Reproductive organs: there are several treatment options which can help with pain during intercourse, bleeding, vaginal dryness or symptoms of early menopause (mood swings, hot flushes, low sex drive) after radiotherapy. Your doctor can advise you on these. Some symptoms may require referral to a specialist who can discuss different treatment options, such as use of hormone replacement therapy, hormone creams or dilators. Men who have problems with erections can also be referred to an appropriate specialist.

For some people, symptoms can start many decades after treatment, it is therefore important that any changes are discussed with your doctor, who may suggest investigations to ensure that there is no other cause for your symptoms.

How can I self manage my Pelvic Radiation Disease?

Being in control and organised can help you to manage the day-to-day symptoms of bowel and bladder problems, including planning ahead when leaving the house. For example, knowing how long the outing will be, finding out where toilets are, taking a bag of spare clothes and wearing products such as pads to help absorb any leakage. It is also important to protect the skin around the back passage by keeping it dry and clean.

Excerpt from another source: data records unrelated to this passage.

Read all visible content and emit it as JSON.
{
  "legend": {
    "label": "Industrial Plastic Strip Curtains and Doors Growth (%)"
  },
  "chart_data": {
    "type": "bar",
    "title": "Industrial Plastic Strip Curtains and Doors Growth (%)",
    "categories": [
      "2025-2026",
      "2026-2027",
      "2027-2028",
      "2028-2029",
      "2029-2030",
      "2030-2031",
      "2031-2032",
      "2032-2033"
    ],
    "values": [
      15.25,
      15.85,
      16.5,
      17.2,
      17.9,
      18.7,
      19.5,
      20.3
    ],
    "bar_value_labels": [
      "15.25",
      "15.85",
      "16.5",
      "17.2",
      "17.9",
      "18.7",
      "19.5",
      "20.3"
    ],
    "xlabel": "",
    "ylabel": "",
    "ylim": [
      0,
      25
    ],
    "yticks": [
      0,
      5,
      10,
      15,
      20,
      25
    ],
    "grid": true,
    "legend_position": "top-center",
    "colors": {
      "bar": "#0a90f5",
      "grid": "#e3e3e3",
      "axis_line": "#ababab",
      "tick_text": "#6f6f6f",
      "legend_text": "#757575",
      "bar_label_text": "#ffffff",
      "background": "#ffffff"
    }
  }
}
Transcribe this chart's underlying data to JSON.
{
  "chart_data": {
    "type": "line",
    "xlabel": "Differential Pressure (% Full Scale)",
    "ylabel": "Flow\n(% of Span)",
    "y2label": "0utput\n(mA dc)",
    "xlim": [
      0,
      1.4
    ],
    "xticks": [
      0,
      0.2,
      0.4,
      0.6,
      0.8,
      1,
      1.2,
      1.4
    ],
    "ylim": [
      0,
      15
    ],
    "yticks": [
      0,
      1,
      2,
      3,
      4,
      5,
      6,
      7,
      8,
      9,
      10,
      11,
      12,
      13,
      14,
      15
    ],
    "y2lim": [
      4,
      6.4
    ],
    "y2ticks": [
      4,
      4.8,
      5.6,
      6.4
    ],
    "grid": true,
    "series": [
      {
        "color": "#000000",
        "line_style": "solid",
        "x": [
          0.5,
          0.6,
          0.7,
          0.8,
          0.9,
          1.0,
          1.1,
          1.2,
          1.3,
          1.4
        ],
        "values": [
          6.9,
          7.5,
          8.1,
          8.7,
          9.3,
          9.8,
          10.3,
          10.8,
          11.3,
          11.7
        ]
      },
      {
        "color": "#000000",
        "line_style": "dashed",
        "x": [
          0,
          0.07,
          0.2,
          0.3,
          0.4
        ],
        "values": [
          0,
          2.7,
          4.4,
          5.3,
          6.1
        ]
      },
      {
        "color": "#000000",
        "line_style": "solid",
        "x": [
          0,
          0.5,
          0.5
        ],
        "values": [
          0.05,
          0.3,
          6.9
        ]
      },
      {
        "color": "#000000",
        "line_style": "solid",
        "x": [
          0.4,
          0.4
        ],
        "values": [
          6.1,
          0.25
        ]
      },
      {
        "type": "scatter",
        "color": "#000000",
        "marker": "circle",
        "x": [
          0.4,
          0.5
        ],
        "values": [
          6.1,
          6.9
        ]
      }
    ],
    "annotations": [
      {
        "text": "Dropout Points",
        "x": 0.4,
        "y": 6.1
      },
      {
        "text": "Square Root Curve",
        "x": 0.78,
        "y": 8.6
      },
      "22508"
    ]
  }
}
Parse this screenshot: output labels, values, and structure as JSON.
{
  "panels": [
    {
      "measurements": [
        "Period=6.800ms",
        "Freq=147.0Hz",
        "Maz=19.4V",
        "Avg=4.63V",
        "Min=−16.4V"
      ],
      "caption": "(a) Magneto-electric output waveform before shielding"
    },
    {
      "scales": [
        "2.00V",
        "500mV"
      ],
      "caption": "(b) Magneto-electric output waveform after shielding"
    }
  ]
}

A ‘just can’t wait – please help’ card can be helpful in accessing toilet facilities when you are out. The Pelvic Radiation Disease Association can provide one here.

Planning visits can be useful and the Great British Public Toilet Map can be of assistance.


The Pelvic Radiation Disease Association is the charity that supports people with a diagnosis of pelvic radiation disease.

If you have been diagnosed with bile acid diarrhoea there is a charity where you can find out more information called: BAD UK.

What to ask your doctor?

  • Have I been assessed using the ALERT-B questionnaire to identify if I may benefit from seeing a specialist for any of my symptoms?
  • May I be referred to a dietitian to see if there are any changes to my diet that may help with my symptoms?
  • How often do I need follow-up?
  • Would it be appropriate for me to be referred for counselling or other psychotherapy support to help me cope with my feelings?

Macmillan produce a really useful document that healthcare professionals use which lists a full range of bowel symptoms.


What more research needs to be done on Pelvic Radiation Disease?

Further research into the underlying mechanisms that cause pelvic radiation disease could lead to discovery of a reversible factor. Treatment could then target the underlying changes, rather than just treatment of symptoms.